Abstract:
Security is synonymous with safety, and as such, is a very important issue, when dealing with life and property. Over the years, various information security measures have been employed to combat Information security threats, but as the measures are being developed, new and more sophisticated threats are emerging. The Honeypot system provides a distraction to prospective perpetrators, luring them into a seemingly vulnerable network to attack, while capturing their mode of operations and all other information that could then be used to create the adequate preventive measures. This thesis offers a methodical approach to the development of a Honeypot-based Intrusion Detection system, using machine learning techniques. This research work, first and foremost, offers detailed background on Network Security and Security threats, as well as several intrusion detection techniques. It also provides detailed information on Honeypots, the various types of Honeypots that have been developed, their strengths and limitations, and their mode of operations.
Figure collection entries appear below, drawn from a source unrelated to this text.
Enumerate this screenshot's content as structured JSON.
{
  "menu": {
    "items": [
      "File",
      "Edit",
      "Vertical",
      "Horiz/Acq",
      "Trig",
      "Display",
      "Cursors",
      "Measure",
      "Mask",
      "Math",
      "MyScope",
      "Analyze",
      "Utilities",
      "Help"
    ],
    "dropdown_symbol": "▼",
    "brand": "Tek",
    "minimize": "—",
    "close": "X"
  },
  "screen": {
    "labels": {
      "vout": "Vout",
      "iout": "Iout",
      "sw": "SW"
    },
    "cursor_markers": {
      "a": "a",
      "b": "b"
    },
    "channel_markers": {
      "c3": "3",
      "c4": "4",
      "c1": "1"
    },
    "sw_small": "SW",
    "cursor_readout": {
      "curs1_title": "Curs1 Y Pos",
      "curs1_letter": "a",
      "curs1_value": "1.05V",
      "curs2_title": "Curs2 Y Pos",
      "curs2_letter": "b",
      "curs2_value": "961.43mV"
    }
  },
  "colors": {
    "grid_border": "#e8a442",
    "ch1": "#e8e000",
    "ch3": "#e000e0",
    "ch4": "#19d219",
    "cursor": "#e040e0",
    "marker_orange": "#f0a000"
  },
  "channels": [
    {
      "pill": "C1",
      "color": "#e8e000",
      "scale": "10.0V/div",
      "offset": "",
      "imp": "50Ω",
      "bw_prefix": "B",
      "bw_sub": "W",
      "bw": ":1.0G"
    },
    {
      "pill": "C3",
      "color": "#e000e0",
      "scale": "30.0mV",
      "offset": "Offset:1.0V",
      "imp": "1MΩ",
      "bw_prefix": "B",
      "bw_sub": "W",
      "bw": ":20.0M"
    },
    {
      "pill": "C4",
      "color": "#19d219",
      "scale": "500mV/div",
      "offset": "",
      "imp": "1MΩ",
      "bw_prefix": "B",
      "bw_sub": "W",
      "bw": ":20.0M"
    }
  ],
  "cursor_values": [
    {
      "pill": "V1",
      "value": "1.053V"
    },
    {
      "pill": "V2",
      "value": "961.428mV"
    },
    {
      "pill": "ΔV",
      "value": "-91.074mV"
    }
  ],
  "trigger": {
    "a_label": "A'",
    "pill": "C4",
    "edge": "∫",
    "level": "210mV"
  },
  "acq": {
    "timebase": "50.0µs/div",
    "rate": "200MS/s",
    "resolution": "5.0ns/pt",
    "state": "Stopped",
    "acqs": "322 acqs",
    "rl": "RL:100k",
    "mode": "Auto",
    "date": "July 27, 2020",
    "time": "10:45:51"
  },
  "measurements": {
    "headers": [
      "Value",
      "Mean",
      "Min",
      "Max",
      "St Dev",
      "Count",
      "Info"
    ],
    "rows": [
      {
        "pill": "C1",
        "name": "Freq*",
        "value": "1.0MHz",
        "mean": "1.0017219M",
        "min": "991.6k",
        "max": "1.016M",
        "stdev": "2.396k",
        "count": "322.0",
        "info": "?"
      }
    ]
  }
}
The Bayesian approach to Intrusion Detection was adapted, and the Naïve Bayes model was used to develop the architectural framework for this research. The Observation Space was a real life network environment, where low-interaction vulnerabilities were arbitrarily introduced over a period of five months, and web server log data was obtained.
Data mining techniques were employed on the data. Platforms for Data Cleaning and Data Discretization were designed and implemented in MS Windows 7 environment, using C# and C++ programming language, running on Visual Studio 2012. Class labels were extracted for each month, using a code written in C++. The problem of imbalanced dataset was adequately handled by removing redundant or duplicate data. The Bayesian Information Criterion model was implemented using C++ and the percentage accuracy was obtained for each month. The data order for the data set is one-step. A prototype experiment was carried out on the same data set, but using two-step data order. The two results were compared, and it was observed that the percentage accuracy was higher in the one-step data order.
The research establishes a Honeypot-based Network Intrusion Detection system implemented using real life Webserver log data and is able to correctly classify the data with high true-positive rates. Hence, it will assist Information Technology Professionals in preventing fraudulent and unauthorized access to critical enterprise information.